French Museums Will Reopen to the Public This Summer, But Expect a Quiet Season as International Tourism Craters

A staggered schedule of reopenings starts as soon as June 3.

The Louvre Museum in Paris. Photo by Kiran Ridley/Getty Images.
The Louvre Museum in Paris. Photo by Kiran Ridley/Getty Images.

France’s museums are now planning to gradually reopen—with social-distancing restrictions in place—this June and July. The announcement comes after several of the country’s European neighbors, including Germany and Italy, have carefully reopened their own museums in recent weeks.

The Louvre’s annex museum 120 miles north of Paris, Louvre-Lens, will lead the way for France when it reopens its doors on June 3, the Art Newspaper reports.

Following in its footsteps is the Château de Versailles, which will open June 6; Paris’s Musée du Quai Branly on June 9; the Musée d’Orsay on June 23; and both the Centre Pompidou and the Grand Palais on July 1. The Musée Rodin will reopen about a week later.

The last major French museum to roll out its reopening plan is the Louvre—the most visited museum in the world—which is currently scheduled to begin welcoming visitors again on July 6. Chairman Jean-Luc Martinez told the Art Newspaper that it would make 70 percent of the space accessible to the returning public.

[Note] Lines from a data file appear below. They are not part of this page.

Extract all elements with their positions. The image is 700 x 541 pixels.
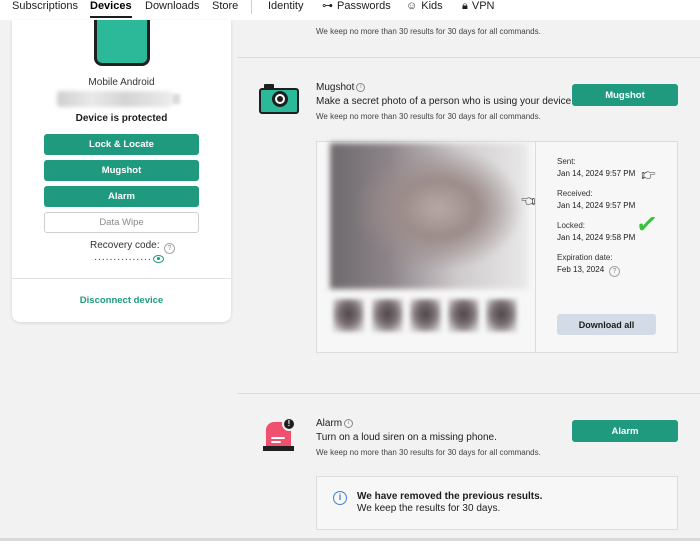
mugshot-side-button[interactable]: Mugshot [44, 160, 199, 181]
alarm-title-row: Alarm i [316, 418, 354, 429]
nav-vpn[interactable]: 🔒︎ VPN [462, 0, 494, 13]
help-icon[interactable]: ? [164, 243, 175, 254]
mugshot-thumbnail[interactable] [372, 299, 403, 332]
results-divider [535, 141, 536, 353]
nav-store[interactable]: Store [212, 0, 238, 13]
disconnect-device-link[interactable]: Disconnect device [12, 295, 231, 306]
sent-value: Jan 14, 2024 9:57 PM [557, 169, 636, 178]
nav-divider [251, 0, 252, 14]
alarm-title: Alarm [316, 418, 343, 429]
nav-kids-label: Kids [421, 0, 443, 12]
mugshot-title: Mugshot [316, 82, 355, 93]
alarm-alert-badge-icon: ! [282, 417, 296, 431]
nav-vpn-label: VPN [471, 0, 495, 12]
alarm-info-icon[interactable]: i [344, 418, 354, 428]
notice-title: We have removed the previous results. [357, 491, 543, 502]
nav-passwords-label: Passwords [337, 0, 391, 12]
mugshot-thumbnail[interactable] [333, 299, 364, 332]
previous-command-note: We keep no more than 30 results for 30 d… [316, 27, 541, 36]
mugshot-info-icon[interactable]: i [356, 82, 366, 92]
mugshot-thumbnail[interactable] [486, 299, 517, 332]
mugshot-button[interactable]: Mugshot [572, 84, 678, 106]
nav-subscriptions[interactable]: Subscriptions [12, 0, 78, 13]
nav-passwords[interactable]: ⊶ Passwords [322, 0, 391, 13]
mugshot-photo[interactable] [330, 143, 528, 289]
mugshot-thumbnail[interactable] [448, 299, 479, 332]
data-wipe-button[interactable]: Data Wipe [44, 212, 199, 233]
recovery-code-masked: ··············· [94, 254, 152, 265]
alarm-note: We keep no more than 30 results for 30 d… [316, 448, 541, 457]
alarm-description: Turn on a loud siren on a missing phone. [316, 432, 497, 443]
locked-label: Locked: [557, 221, 586, 230]
nav-identity[interactable]: Identity [268, 0, 303, 13]
received-label: Received: [557, 189, 593, 198]
nav-devices[interactable]: Devices [90, 0, 132, 18]
key-icon: ⊶ [322, 0, 333, 12]
edit-name-icon[interactable] [172, 94, 180, 104]
siren-stripe [271, 441, 281, 443]
mugshot-thumbnail[interactable] [410, 299, 441, 332]
alarm-button[interactable]: Alarm [572, 420, 678, 442]
mugshot-note: We keep no more than 30 results for 30 d… [316, 112, 541, 121]
card-divider [12, 278, 231, 279]
download-all-button[interactable]: Download all [557, 314, 656, 335]
pointing-hand-icon: 👈︎ [641, 163, 656, 185]
siren-base [263, 446, 294, 451]
siren-stripe [271, 437, 285, 439]
device-type: Mobile Android [88, 77, 155, 88]
recovery-code-label: Recovery code: [90, 240, 160, 251]
locked-value: Jan 14, 2024 9:58 PM [557, 233, 636, 242]
pointing-hand-icon: 👈︎ [521, 189, 536, 211]
top-navigation: Subscriptions Devices Downloads Store Id… [0, 0, 700, 20]
nav-downloads[interactable]: Downloads [145, 0, 199, 13]
device-name-blurred [57, 91, 172, 107]
info-icon: i [333, 491, 347, 505]
checkmark-icon: ✓ [634, 207, 660, 241]
vpn-lock-icon: 🔒︎ [462, 0, 468, 12]
nav-kids[interactable]: ☺ Kids [406, 0, 443, 13]
device-status: Device is protected [75, 113, 168, 124]
sent-label: Sent: [557, 157, 576, 166]
expiration-help-icon[interactable]: ? [609, 266, 620, 277]
mugshot-description: Make a secret photo of a person who is u… [316, 96, 574, 107]
received-value: Jan 14, 2024 9:57 PM [557, 201, 636, 210]
phone-image [94, 20, 150, 66]
section-divider [237, 393, 700, 394]
expiration-value: Feb 13, 2024 [557, 265, 605, 274]
mugshot-title-row: Mugshot i [316, 82, 366, 93]
camera-lens-icon [272, 91, 288, 107]
notice-text: We keep the results for 30 days. [357, 503, 501, 514]
section-divider [237, 57, 700, 58]
show-code-eye-icon[interactable] [153, 255, 164, 263]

Signposts will guide traffic in directions that encourage proper social distancing and attendance will be especially limited in the gallery that houses Leonardo’s Mona Lisa.

Masks are required for entry at all museums and visitors are encouraged to book timed tickets online in advance.

Maintaining social distance should be easier this summer, since attendance numbers are expected to plummet with the decline of international tourism, which comprises more than 75 percent of the Louvre’s audience. (Martinez told TAN that the museum has so far refunded 70,000 advance tickets purchased online.)

Visitors who do make it to the Louvre this summer will be able to see the exhibition “The Advent of the Artist,” which highlights artists’ self-portraits. But its exhibition on German Renaissance artist Albrecht Altdorfer and its blockbuster show on the masters of Italian Renaissance sculpture, “Body and Soul Sculpture in Italy from Donatello to Michelangelo,” have both been delayed.